Elon Musk-owned Tesla recently announced that it will invest roughly $2 billion to set up their EVs in the Indian market. Since India is one of the most important vehicle markets, more and more car manufacturers are willing to make such an investment in the country. As a testimony to this, Vietnamese EV manufacturer VinFast has also announced its first move in the Indian Market.
VinFast, an electric car company, has decided to invest around $150Mn – $200Mn in India to kickstart its journey in the Indian Market. VinFast has also assured that they will provide maximum service of EVs to increase the adoption of EVs in India. They recently released a statement, saying “We aim for our vehicles to be present in up to 50 global markets and countries by the end of 2024.”
This means India will only be one of the countries where VinFast plans to set up its base in the time to come. The expansion of Vinfast in these markets will likely bring tax relief on its products, while also ensuring optimum prices of its vehicles. VinFast won’t set up a whole manufacturing unit, rather they will follow the CKD units method to maintain the quality of the products.
The proposed facilities of VinFast in India will chunk out 50,000 units of cars annually. The company has also revealed that its assembling facility will likely start off by the year 2026. With the help of the Indian government incentive scheme of Rs 25,000 crore that is linked to the domestic production facility, VinFast aims to add to the sales of EVs in India in good numbers.
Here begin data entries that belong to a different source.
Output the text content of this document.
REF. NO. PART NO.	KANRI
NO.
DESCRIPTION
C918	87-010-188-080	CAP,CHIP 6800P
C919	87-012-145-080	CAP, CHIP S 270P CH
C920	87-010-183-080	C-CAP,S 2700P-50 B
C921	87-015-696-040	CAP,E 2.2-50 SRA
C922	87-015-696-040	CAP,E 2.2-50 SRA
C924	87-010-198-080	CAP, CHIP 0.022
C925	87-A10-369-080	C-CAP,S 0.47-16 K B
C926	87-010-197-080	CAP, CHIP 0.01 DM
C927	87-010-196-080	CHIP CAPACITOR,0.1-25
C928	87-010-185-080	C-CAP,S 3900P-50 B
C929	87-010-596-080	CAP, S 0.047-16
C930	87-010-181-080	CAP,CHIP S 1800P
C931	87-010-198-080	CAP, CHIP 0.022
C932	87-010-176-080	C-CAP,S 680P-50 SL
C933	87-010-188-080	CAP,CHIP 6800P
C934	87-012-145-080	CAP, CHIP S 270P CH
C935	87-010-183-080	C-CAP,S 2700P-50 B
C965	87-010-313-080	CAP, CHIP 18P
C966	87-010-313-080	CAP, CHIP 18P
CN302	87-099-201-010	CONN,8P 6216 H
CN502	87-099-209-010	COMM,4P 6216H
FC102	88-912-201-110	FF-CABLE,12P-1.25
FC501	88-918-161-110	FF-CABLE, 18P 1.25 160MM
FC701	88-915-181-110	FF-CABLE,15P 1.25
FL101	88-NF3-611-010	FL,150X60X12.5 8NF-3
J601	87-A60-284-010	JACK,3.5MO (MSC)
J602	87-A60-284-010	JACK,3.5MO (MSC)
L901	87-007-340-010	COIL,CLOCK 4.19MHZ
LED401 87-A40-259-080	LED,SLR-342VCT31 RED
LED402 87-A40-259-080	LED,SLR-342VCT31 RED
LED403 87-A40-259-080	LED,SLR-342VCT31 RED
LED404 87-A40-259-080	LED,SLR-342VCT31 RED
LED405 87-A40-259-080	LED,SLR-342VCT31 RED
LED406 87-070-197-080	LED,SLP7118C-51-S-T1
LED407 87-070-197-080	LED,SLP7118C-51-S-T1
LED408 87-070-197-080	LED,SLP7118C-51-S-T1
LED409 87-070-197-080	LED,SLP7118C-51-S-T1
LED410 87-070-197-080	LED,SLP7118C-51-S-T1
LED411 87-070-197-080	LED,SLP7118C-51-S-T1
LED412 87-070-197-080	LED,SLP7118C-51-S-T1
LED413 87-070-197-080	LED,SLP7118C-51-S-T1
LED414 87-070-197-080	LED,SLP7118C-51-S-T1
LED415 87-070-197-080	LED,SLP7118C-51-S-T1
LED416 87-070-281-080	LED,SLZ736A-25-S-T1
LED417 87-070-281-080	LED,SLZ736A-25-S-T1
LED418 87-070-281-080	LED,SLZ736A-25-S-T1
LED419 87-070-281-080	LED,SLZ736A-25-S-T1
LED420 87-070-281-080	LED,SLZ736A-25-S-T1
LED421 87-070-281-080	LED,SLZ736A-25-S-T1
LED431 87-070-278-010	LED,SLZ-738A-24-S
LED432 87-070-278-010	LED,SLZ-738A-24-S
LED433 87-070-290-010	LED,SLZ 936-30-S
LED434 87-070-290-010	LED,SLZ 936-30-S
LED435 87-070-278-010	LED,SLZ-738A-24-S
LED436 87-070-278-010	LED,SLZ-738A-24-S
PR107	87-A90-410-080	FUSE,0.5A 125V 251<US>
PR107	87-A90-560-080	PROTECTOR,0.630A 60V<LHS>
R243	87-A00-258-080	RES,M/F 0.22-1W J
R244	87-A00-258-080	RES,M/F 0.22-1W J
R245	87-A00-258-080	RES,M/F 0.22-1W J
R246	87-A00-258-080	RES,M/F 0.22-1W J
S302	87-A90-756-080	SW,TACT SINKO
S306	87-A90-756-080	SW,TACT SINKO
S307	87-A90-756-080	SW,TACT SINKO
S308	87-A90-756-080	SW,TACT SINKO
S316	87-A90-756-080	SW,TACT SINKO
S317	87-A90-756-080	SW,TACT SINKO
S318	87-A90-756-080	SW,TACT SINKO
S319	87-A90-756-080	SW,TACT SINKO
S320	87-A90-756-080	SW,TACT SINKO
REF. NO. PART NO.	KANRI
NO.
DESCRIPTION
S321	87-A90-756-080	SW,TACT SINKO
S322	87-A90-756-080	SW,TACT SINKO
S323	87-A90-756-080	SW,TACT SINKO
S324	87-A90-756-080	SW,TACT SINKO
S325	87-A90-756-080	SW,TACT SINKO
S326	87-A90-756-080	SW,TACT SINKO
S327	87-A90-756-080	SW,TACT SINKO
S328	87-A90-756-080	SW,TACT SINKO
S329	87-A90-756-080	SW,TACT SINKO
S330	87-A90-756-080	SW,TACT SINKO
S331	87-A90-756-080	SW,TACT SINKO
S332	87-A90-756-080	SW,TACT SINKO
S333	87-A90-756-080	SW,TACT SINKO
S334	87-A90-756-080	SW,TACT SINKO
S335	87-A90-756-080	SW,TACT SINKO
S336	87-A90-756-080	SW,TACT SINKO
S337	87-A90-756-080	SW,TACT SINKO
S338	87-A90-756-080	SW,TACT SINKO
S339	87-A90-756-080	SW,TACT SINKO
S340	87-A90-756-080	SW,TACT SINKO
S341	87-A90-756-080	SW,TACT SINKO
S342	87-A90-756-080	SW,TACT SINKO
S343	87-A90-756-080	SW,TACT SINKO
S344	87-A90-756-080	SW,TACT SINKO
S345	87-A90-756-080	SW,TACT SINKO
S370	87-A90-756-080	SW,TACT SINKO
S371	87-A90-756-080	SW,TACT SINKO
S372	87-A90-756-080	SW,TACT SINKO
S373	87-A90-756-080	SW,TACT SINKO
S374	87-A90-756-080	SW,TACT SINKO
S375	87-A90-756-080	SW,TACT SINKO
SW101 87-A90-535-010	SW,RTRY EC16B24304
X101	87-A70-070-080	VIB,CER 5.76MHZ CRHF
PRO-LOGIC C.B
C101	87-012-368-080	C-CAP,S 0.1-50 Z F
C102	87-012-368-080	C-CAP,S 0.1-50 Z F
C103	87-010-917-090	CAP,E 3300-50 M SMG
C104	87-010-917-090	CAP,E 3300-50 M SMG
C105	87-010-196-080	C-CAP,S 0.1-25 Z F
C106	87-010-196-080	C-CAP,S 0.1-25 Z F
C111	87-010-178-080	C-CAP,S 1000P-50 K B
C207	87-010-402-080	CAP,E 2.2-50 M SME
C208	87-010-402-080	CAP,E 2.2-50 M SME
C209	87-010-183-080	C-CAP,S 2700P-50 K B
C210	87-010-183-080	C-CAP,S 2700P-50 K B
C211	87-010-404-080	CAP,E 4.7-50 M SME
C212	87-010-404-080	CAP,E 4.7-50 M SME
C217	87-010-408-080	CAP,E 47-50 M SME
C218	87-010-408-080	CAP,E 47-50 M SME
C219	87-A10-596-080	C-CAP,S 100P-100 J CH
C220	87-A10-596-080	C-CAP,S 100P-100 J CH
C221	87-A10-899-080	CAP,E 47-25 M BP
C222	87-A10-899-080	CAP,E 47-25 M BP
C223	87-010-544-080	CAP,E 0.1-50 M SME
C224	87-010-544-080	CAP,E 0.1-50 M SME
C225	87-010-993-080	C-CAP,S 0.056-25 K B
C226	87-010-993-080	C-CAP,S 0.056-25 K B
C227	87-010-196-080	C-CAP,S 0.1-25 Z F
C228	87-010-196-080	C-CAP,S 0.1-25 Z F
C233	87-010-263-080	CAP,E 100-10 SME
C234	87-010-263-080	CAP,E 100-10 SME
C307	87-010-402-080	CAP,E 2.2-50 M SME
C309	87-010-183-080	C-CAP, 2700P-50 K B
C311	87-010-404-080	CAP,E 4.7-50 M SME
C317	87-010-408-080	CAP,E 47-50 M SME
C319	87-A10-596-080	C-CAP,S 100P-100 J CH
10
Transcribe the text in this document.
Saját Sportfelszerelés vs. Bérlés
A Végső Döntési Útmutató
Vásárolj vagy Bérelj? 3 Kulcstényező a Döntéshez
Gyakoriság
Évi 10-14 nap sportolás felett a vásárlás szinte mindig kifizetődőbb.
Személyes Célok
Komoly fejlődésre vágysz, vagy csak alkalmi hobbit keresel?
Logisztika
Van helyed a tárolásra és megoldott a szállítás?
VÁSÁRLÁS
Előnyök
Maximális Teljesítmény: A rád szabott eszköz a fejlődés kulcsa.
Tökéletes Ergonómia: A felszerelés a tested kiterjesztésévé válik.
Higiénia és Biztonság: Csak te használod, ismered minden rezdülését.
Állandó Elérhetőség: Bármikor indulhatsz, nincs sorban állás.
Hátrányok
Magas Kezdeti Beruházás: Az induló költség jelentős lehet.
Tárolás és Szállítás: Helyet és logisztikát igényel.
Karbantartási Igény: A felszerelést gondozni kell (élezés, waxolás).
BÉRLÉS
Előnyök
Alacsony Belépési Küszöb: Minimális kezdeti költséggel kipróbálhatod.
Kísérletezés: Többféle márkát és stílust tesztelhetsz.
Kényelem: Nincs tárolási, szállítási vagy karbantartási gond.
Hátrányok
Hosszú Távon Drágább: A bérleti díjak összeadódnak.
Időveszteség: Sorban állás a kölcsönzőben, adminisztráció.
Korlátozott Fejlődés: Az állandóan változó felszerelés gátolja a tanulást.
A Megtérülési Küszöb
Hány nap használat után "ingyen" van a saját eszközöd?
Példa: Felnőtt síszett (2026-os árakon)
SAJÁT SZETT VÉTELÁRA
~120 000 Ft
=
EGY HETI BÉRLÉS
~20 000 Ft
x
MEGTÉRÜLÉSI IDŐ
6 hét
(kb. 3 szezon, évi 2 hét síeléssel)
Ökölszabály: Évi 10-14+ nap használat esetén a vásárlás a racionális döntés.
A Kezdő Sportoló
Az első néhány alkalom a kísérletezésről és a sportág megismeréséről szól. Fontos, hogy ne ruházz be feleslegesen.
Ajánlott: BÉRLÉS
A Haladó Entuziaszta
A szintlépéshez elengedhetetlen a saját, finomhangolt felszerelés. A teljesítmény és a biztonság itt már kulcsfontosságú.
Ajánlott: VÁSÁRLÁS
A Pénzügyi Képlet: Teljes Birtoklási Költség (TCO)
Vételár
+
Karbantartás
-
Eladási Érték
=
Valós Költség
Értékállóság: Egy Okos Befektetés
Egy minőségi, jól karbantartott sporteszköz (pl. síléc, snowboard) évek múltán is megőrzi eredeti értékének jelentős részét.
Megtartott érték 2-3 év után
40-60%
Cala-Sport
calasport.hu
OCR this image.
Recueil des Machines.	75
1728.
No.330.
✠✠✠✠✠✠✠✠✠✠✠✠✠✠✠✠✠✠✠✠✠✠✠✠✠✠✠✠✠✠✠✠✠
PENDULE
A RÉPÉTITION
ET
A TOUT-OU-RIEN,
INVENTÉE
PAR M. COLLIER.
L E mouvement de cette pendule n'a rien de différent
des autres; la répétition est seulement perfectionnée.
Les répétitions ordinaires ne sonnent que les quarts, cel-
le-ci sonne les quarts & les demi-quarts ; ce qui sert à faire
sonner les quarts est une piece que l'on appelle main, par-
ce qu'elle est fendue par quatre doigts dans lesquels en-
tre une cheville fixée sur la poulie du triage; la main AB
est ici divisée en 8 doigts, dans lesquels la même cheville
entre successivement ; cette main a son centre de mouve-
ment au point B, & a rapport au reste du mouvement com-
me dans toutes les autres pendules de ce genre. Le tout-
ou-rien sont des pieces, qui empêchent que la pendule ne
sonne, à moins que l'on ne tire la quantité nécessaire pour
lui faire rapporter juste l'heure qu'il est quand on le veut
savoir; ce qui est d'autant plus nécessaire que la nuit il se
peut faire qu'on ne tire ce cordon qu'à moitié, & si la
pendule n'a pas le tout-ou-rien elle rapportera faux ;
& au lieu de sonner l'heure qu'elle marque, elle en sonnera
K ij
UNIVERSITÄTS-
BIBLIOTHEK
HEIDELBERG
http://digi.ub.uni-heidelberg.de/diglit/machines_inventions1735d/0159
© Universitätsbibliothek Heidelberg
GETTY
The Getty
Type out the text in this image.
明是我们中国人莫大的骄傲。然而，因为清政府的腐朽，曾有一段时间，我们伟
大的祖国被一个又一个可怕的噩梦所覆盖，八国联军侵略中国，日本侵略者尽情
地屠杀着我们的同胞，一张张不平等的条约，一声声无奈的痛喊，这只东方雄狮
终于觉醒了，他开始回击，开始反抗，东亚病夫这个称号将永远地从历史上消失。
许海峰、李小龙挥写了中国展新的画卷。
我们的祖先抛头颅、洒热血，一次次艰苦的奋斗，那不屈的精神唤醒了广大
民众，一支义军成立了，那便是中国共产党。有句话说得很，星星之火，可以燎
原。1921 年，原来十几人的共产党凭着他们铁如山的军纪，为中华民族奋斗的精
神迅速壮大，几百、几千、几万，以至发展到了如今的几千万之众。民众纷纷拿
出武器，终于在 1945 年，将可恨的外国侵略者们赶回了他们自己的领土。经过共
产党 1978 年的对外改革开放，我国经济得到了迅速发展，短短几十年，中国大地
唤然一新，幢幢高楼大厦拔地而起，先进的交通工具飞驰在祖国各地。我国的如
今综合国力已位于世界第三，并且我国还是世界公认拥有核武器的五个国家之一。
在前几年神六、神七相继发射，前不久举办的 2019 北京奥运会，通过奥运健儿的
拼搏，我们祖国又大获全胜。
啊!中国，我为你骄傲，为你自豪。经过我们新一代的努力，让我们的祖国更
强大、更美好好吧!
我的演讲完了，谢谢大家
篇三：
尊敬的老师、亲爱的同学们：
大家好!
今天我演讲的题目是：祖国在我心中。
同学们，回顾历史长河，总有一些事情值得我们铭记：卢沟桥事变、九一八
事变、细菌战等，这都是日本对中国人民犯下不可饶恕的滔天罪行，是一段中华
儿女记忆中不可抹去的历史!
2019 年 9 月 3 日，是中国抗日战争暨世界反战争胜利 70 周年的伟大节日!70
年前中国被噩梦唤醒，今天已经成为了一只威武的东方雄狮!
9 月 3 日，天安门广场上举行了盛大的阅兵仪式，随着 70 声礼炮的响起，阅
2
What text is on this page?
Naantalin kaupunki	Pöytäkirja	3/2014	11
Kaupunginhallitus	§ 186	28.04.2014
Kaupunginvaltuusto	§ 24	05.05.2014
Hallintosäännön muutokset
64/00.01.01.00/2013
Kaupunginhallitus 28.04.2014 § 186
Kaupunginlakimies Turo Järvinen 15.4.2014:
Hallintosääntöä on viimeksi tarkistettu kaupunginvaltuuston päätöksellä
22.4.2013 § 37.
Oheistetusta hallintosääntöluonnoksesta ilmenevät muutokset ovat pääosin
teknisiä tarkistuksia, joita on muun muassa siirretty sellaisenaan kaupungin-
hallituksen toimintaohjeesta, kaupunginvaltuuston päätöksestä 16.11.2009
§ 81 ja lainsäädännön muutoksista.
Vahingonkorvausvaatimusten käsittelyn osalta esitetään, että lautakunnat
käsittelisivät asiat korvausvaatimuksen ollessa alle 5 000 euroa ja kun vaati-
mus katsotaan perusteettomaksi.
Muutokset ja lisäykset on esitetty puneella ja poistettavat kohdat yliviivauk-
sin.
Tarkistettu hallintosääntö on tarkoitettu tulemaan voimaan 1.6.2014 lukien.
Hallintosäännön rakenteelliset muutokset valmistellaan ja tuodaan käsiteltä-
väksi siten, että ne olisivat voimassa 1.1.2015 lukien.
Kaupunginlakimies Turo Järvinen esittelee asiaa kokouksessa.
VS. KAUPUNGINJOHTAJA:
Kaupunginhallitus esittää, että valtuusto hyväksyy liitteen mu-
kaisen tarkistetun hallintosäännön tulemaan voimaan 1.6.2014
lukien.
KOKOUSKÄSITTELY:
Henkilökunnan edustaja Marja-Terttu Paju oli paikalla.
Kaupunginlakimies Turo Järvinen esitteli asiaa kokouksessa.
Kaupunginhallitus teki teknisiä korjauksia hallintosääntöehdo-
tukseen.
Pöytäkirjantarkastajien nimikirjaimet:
Commenting on the company’s plans for India, VinFast chief financial officer David Mansfield said, “VinFast is on track to meet its deliveries guidance and is well-positioned to expand in strategic markets such as Indonesia and India.” This means VinFast will also expand in the Indonesian market, just like its proposed investment in India. With a generally attractive price point for its cars, it remains to be seen how VinFast will find a home in the Indian market in the time to come.